Albert Deß hat sich mit seinen Forderungen für eine Änderung bei den Kontrollen in der Landwirtschaft an die EU-Agrarkommissarin Fischer Boel gewandt: "Es muss auch hier der Grundsatz der Verhältnismäßigkeit gelten und es muss Bagatellgrenzen geben. Eine fehlende Ohrmarke darf nicht dazu führen, dass einem landwirtschaftlichen Betrieb eine unverhältnismäßig hohe Strafe droht." Die Kontrollen auf den Höfen müssen effizient und fair durchgeführt werden. Gerade auch in Dänemark, dem Herkunftsland der Agrarkommissarin, erwarten die Landwirte, dass
Cross-Compliance klarer gefasst wird und dass Bagatellgrenzen mit der Möglichkeit zur Nachbesserung vorgesehen sind.
Zur Sicherung eines hohen Qualitätsniveaus bei Agrarrohstoffen sollten verstärkt "Flaschenhalskontrollen" angewandt werden. Seit Jahrzehnten werde das bei der Milch erfolgreich praktiziert. Eine zentrale Erfassung sei auch bei der Anlieferung von Tieren am Schlachthof möglich. Wenn dort die angelieferte Tierqualität stimme, dann müsse der Zustand der Tiere auch beim abgebenden Landwirte in Ordnung gewesen sein.
In Vorausschau auf den "Gesundheits-Check" der EU-Agrarreform tritt Albert Deß vor allem für den Bürokratieabbau ein. Seine Forderungen lauten:
- Aufhebung der verpflichtenden Flächenstilllegung,
- Einbindung der Energiepflanzenprämie in eine nationale Flächenprämie,
- Abschaffung des 10-Monatszeitraums bei der Verfügbarkeit über landwirtschaftliche Flächen.
Eine vernünftige Vereinfachung von
Cross-Compliance ist ein wichtiger Beitrag für eine verlässliche EU-Agrarpolitik. "Damit kommen wir unserem Ziel ein Stück näher, Europa für Verbraucher und Landwirte wieder sympathischer zu machen", so Albert Deß abschließend.
08.03.07
Positive Bilanz
NEUMARKT. "Durchweg positiv ist der Beitritt der osteuropäischen Staaten zur EU, und zwar für beide Seiten.
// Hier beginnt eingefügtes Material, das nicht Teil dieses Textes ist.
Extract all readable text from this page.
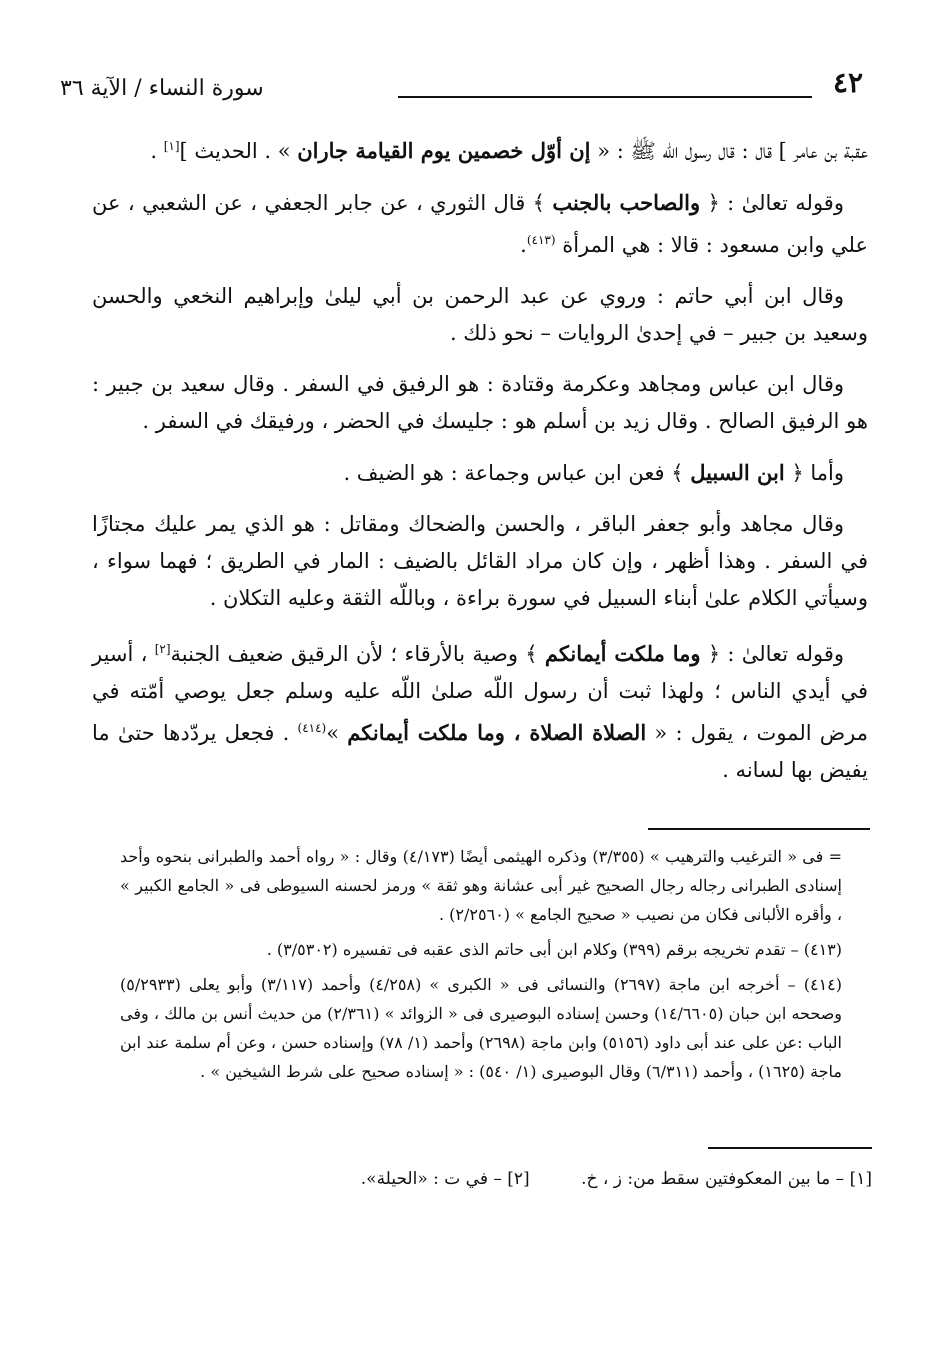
٤٢
سورة النساء / الآية ٣٦

عقبة بن عامر ] قال : قال رسول اللّه ﷺ : « إن أوّل خصمين يوم القيامة جاران » . الحديث ][١] .

وقوله تعالىٰ : ﴿ والصاحب بالجنب ﴾ قال الثوري ، عن جابر الجعفي ، عن الشعبي ، عن علي وابن مسعود : قالا : هي المرأة $^{(٤١٣)}$.

وقال ابن أبي حاتم : وروي عن عبد الرحمن بن أبي ليلىٰ وإبراهيم النخعي والحسن وسعيد بن جبير – في إحدىٰ الروايات – نحو ذلك .

وقال ابن عباس ومجاهد وعكرمة وقتادة : هو الرفيق في السفر . وقال سعيد بن جبير : هو الرفيق الصالح . وقال زيد بن أسلم هو : جليسك في الحضر ، ورفيقك في السفر .

وأما ﴿ ابن السبيل ﴾ فعن ابن عباس وجماعة : هو الضيف .

وقال مجاهد وأبو جعفر الباقر ، والحسن والضحاك ومقاتل : هو الذي يمر عليك مجتازًا في السفر . وهذا أظهر ، وإن كان مراد القائل بالضيف : المار في الطريق ؛ فهما سواء ، وسيأتي الكلام علىٰ أبناء السبيل في سورة براءة ، وباللّه الثقة وعليه التكلان .

وقوله تعالىٰ : ﴿ وما ملكت أيمانكم ﴾ وصية بالأرقاء ؛ لأن الرقيق ضعيف الجنبة[٢] ، أسير في أيدي الناس ؛ ولهذا ثبت أن رسول اللّه صلىٰ اللّه عليه وسلم جعل يوصي أمّته في مرض الموت ، يقول : « الصلاة الصلاة ، وما ملكت أيمانكم »$^{(٤١٤)}$ . فجعل يردّدها حتىٰ ما يفيض بها لسانه .

= فى « الترغيب والترهيب » (٣/٣٥٥) وذكره الهيثمى أيضًا (٤/١٧٣) وقال : « رواه أحمد والطبرانى بنحوه وأحد إسنادى الطبرانى رجاله رجال الصحيح غير أبى عشانة وهو ثقة » ورمز لحسنه السيوطى فى « الجامع الكبير » ، وأقره الألبانى فكان من نصيب « صحيح الجامع » (٢/٢٥٦٠) .

(٤١٣) – تقدم تخريجه برقم (٣٩٩) وكلام ابن أبى حاتم الذى عقبه فى تفسيره (٣/٥٣٠٢) .

(٤١٤) – أخرجه ابن ماجة (٢٦٩٧) والنسائى فى « الكبرى » (٤/٢٥٨) وأحمد (٣/١١٧) وأبو يعلى (٥/٢٩٣٣) وصححه ابن حبان (١٤/٦٦٠٥) وحسن إسناده البوصيرى فى « الزوائد » (٢/٣٦١) من حديث أنس بن مالك ، وفى الباب :عن على عند أبى داود (٥١٥٦) وابن ماجة (٢٦٩٨) وأحمد (١/ ٧٨) وإسناده حسن ، وعن أم سلمة عند ابن ماجة (١٦٢٥) ، وأحمد (٦/٣١١) وقال البوصيرى (١/ ٥٤٠) : « إسناده صحيح على شرط الشيخين » .

[١] – ما بين المعكوفتين سقط من: ز ، خ. [٢] – في ت : «الحيلة».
Der Agrarbereich ist ein gutes Beispiel für die gelungene Integration der neuen Mitgliedstaaten in die EU", so Albert Deß, agrarpolitischer Sprecher der CSU-Europagruppe.
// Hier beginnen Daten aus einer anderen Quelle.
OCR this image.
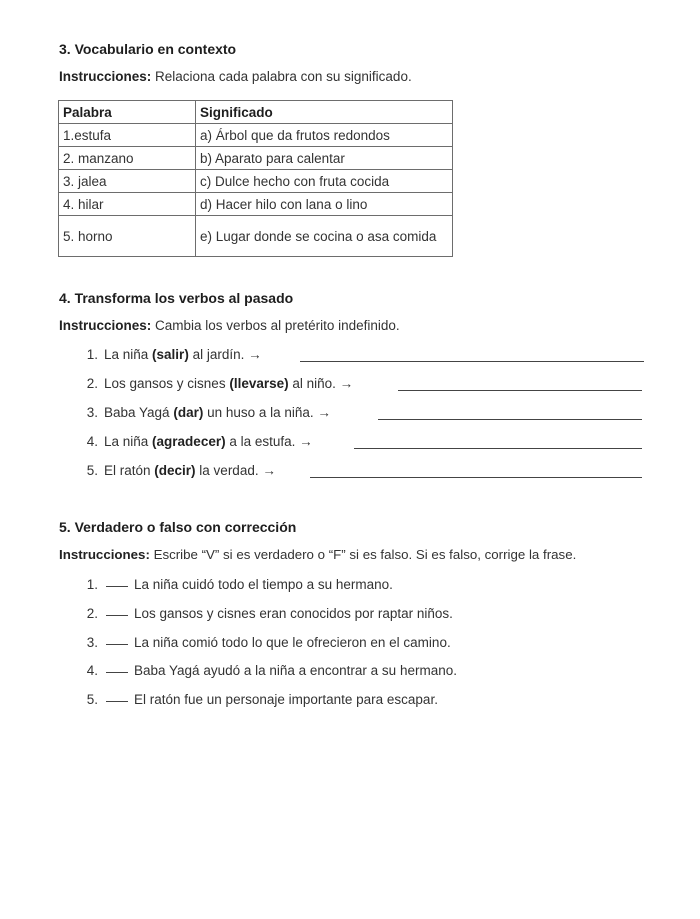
3. Vocabulario en contexto
Instrucciones: Relaciona cada palabra con su significado.
Palabra	Significado
1.estufa	a) Árbol que da frutos redondos
2. manzano	b) Aparato para calentar
3. jalea	c) Dulce hecho con fruta cocida
4. hilar	d) Hacer hilo con lana o lino
5. horno	e) Lugar donde se cocina o asa comida
4. Transforma los verbos al pasado
Instrucciones: Cambia los verbos al pretérito indefinido.
1. La niña (salir) al jardín. →
2. Los gansos y cisnes (llevarse) al niño. →
3. Baba Yagá (dar) un huso a la niña. →
4. La niña (agradecer) a la estufa. →
5. El ratón (decir) la verdad. →
5. Verdadero o falso con corrección
Instrucciones: Escribe “V” si es verdadero o “F” si es falso. Si es falso, corrige la frase.
1.	La niña cuidó todo el tiempo a su hermano.
2.	Los gansos y cisnes eran conocidos por raptar niños.
3.	La niña comió todo lo que le ofrecieron en el camino.
4.	Baba Yagá ayudó a la niña a encontrar a su hermano.
5.	El ratón fue un personaje importante para escapar.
Durch die gemeinsame Agrarpolitik der EU habe sich für die meisten Landwirte in den neuen Mitgliedstaaten die wirtschaftliche Lage deutlich verbessert. Albert Deß gibt aber zu bedenken, dass auch auf die Landwirtschaft im Osten der EU noch gewaltige Umstrukturierungen zukommen: "In mehreren neuen Mitgliedstaaten arbeitet noch ein Fünftel der Bevölkerung auf den Höfen. Die Spanne bei den Betriebsgrößen reicht dabei vom landwirtschaftlichen Selbstversorger bis zum Großbetrieb."
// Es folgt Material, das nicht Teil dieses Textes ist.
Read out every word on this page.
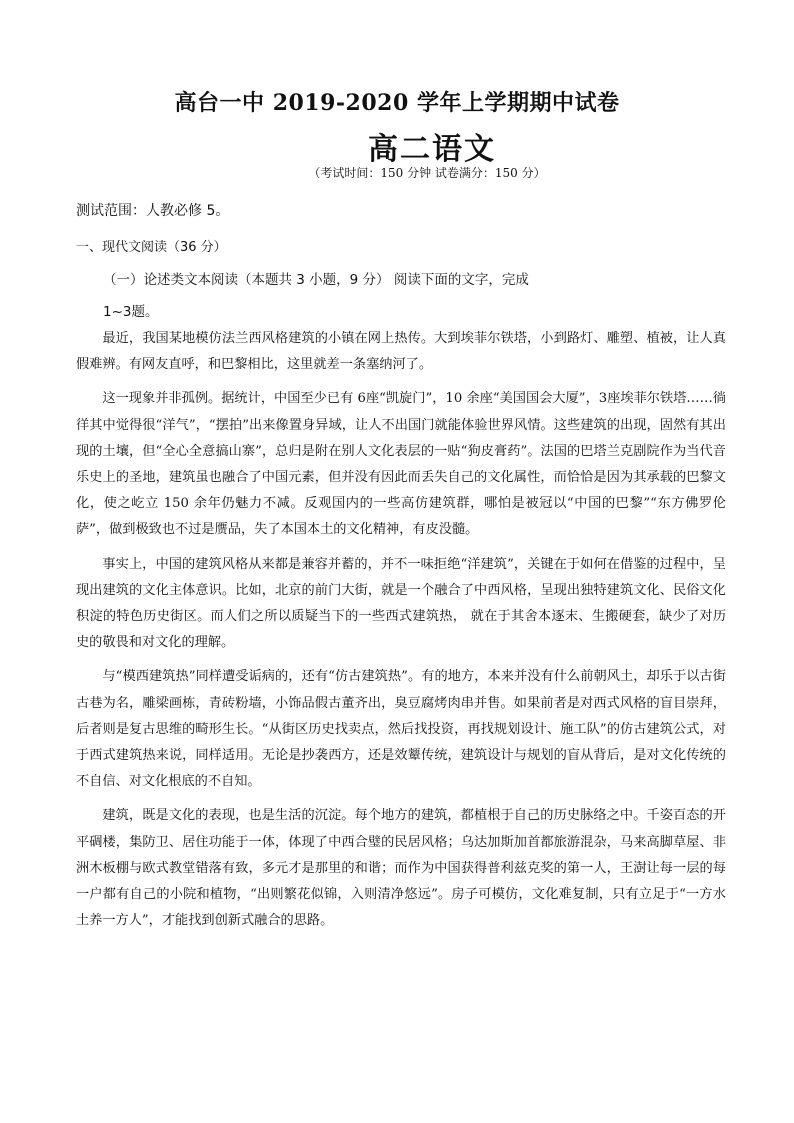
高台一中 2019-2020 学年上学期期中试卷
高二语文
（考试时间：150 分钟 试卷满分：150 分）
测试范围：人教必修 5。
一、现代文阅读（36 分）
（一）论述类文本阅读（本题共 3 小题，9 分） 阅读下面的文字，完成
1~3题。

最近，我国某地模仿法兰西风格建筑的小镇在网上热传。大到埃菲尔铁塔，小到路灯、雕塑、植被，让人真假难辨。有网友直呼，和巴黎相比，这里就差一条塞纳河了。

这一现象并非孤例。据统计，中国至少已有 6座“凯旋门”，10 余座“美国国会大厦”，3座埃菲尔铁塔……徜徉其中觉得很“洋气”，“摆拍”出来像置身异域，让人不出国门就能体验世界风情。这些建筑的出现，固然有其出现的土壤，但“全心全意搞山寨”，总归是附在别人文化表层的一贴“狗皮膏药”。法国的巴塔兰克剧院作为当代音乐史上的圣地，建筑虽也融合了中国元素，但并没有因此而丢失自己的文化属性，而恰恰是因为其承载的巴黎文化，使之屹立 150 余年仍魅力不减。反观国内的一些高仿建筑群，哪怕是被冠以“中国的巴黎”“东方佛罗伦萨”，做到极致也不过是赝品，失了本国本土的文化精神，有皮没髓。

事实上，中国的建筑风格从来都是兼容并蓄的，并不一味拒绝“洋建筑”，关键在于如何在借鉴的过程中，呈现出建筑的文化主体意识。比如，北京的前门大街，就是一个融合了中西风格，呈现出独特建筑文化、民俗文化积淀的特色历史街区。而人们之所以质疑当下的一些西式建筑热， 就在于其舍本逐末、生搬硬套，缺少了对历史的敬畏和对文化的理解。

与“模西建筑热”同样遭受诟病的，还有“仿古建筑热”。有的地方，本来并没有什么前朝风土，却乐于以古街古巷为名，雕梁画栋，青砖粉墙，小饰品假古董齐出，臭豆腐烤肉串并售。如果前者是对西式风格的盲目崇拜，后者则是复古思维的畸形生长。“从街区历史找卖点，然后找投资，再找规划设计、施工队”的仿古建筑公式，对于西式建筑热来说，同样适用。无论是抄袭西方，还是效颦传统，建筑设计与规划的盲从背后，是对文化传统的不自信、对文化根底的不自知。

建筑，既是文化的表现，也是生活的沉淀。每个地方的建筑，都植根于自己的历史脉络之中。千姿百态的开平碉楼，集防卫、居住功能于一体，体现了中西合璧的民居风格；乌达加斯加首都旅游混杂，马来高脚草屋、非洲木板棚与欧式教堂错落有致，多元才是那里的和谐；而作为中国获得普利兹克奖的第一人，王澍让每一层的每一户都有自己的小院和植物，“出则繁花似锦，入则清净悠远”。房子可模仿，文化难复制，只有立足于“一方水土养一方人”，才能找到创新式融合的思路。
Auch die Staaten der "alten" EU-15 hätten von der Vergrößerung der EU profitiert. Die Befürchtungen, dass es nach der Osterweiterung zu Agrarüberschüssen und damit zu Marktverwerfungen kommen könnte, hätten sich nicht bestätigt. Stattdessen könnten dank der steigenden Kaufkraft in den neuen Mitgliedstaaten dort verstärkt hoch veredelte Lebensmittel aus den alten EU-Staaten abgesetzt werden. Bayern konnte seinen Agrarexport in die neuen Mitgliedstaaten um jährlich über 30 Prozent steigern auf mittlerweile rund 470 Millionen Euro. Bayerische Spezialitäten, wie Frischmilcherzeugnisse, Käse und Wurstwaren, seien bei den Konsumenten in den neuen EU-Staaten besonders beliebt. Weiteres Exportpotential für die Ernährungsbranche ergäbe sich durch die jüngsten Beitritte von Bulgarien und Rumänien.
"Die gelungene Einbindung der neuen Mitgliedstaaten in die Gemeinsame Agrarpolitik ist ein wichtiger Beitrag, dass die Osterweiterung ein Erfolg für die Menschen in den Beitrittsländern und der EU-15 ist. Seit Gründung der Europäischen Gemeinschaft vor 50 Jahren hat die Gemeinsame Agrarpolitik ihre Klammerfunktion behalten. Sie wird auch künftig ein Garant für ein Zusammenwachsen der EU-27 sein", so Albert Deß abschließend.